Schließlich werden die Flaschen mit dem klassischen, pilzförmigen Sektkorken verschlossen, der mit dem typischen Drahtgestell an der Flasche befestigt wird. Nach der Abfüllung wird vor dem Verkauf noch auf jeder Flasche eine Kennzeichnung des italienischen Staats - oder eine Banderole - angebracht, die allen Erzeugern des Franciacorta-Schutzkonsortiums im Auftrag der Handelskammer Brescia erteilt wird, die auch das endgültige obligatorische Zertifikat der Bezeichnung DOCG des Franciacorta ausstellt. Auf dieses Siegel ist die Aufschrift „Franciacorta Denominazione di Origine Controllata e Garantita“, eine laufende Seriennummer, die Füllmenge der Flasche und das Logo „F“ des Konsortiums gedruckt, als ein weiteres Kennzeichen für Kontrolle und Aufsicht.

 

Produktionsdauer

Die Produktionsdauer des Franciacorta ist sehr lang , sie beginnt sieben Monate nach der Weinlese, wenn der aus Basisweinen bestehenden Cuvée Hefen zugesetzt werden, um dann abgefüllt zu werden.
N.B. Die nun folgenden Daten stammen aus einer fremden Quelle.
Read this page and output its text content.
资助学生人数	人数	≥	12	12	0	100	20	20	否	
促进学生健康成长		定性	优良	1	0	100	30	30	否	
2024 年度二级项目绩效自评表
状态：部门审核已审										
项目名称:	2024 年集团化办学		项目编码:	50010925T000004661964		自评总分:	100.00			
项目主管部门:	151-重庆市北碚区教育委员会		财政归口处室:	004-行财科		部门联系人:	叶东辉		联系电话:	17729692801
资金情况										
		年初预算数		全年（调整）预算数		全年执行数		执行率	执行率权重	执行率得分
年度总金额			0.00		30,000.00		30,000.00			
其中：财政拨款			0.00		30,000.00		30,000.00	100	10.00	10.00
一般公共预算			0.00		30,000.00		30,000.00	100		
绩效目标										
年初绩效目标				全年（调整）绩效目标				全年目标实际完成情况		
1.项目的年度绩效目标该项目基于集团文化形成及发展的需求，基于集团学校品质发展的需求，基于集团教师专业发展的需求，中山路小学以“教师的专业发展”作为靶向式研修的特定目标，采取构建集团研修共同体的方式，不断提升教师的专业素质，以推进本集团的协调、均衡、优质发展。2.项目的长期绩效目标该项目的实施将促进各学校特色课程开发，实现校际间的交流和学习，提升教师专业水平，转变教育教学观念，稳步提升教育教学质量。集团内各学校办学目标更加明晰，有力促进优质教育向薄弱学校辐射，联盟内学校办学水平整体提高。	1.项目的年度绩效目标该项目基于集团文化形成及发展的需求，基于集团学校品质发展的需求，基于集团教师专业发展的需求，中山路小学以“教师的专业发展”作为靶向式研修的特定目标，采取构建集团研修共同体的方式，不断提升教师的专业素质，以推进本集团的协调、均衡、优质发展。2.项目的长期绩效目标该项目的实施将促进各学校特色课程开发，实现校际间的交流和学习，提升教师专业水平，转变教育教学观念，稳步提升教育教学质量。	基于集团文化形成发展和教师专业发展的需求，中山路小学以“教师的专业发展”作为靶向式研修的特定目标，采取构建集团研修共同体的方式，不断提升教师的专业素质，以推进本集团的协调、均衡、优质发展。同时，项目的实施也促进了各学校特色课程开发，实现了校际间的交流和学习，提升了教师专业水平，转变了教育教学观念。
  • Franciacorta (nicht Jahrgangswein): mindestens 18 Monate Flaschengärung, bevor entheft (degorgiert) wird
  • Satén und Rosé (nicht Jahrgangswein): 24 Monate
  • Franciacorta Jahrgangswein (Millesimato): mindestens 30 Monate
  • Franciacorta Riserva: mindestens 60 Monate.

 

Die neuen Produktionsvorschriften

Nach einer langen und komplexen Informations -und Beteiligungsarbeit der Konsortialmitglieder, sind 2008 die neuen Vorschriften in Kraft gereten, di eim Vergleich zu den früheren Regelungen rigider sind und als die strengsten weltweit gelten dürfen. Zur Zeit wird eine Revision der Produktionsvorschriften vorgenommen, deren Ziel die zusätzliche Qualitätssteigerung des Weines ist.

 

„Riserva Vendemmiale“

Die neuen Vorschriften führen auch als wichtige Neuheit die „Riserva Vendemmiale“ ein. Sie gibt den Erzeugern die Möglichkeit, bei qualitativ guten Jahrgängen mit Produktionsmengen von mehr als 100 Doppelzentnern, 20% mehr Trauben zu verarbeiten. Der daraus gewonnene Wein wird als Reserve aufbewahrt, die nur in besonderen Fällen zu Schaumwein verarbeitet werden kann, wenn die Erzeuger das Limit von 100 Doppelzentnern/Hektar nicht erreichen. Diese Möglichkeit garantiert sowohl Quantität als auch Qualität des Produkts.

 

Wie Franciacorta eingesetzt wird

Franciacorta kann man zu vielen verschiedenen Gerichten und Produkten genießen, da jeder Wein eine eigene, ausgeprägte Persönlichkeit hat. Er wird in Franciacorta-Kelchen bei einer Trinktemperatur von 8-10° C serviert.

 

Wie man ihn lagert

Für die korrekte Lagerung dieses Weines werden die Flaschen horizontal aufbewahrt, damit der Korken feucht und ausgedehnt bleibt und somit garantiert dicht ist. Der Raum sollte dunkel und kühl, zwischen 10 und 15°C temperiert sein und eine Luftfeuchtigkeit zwischen 70-75% haben.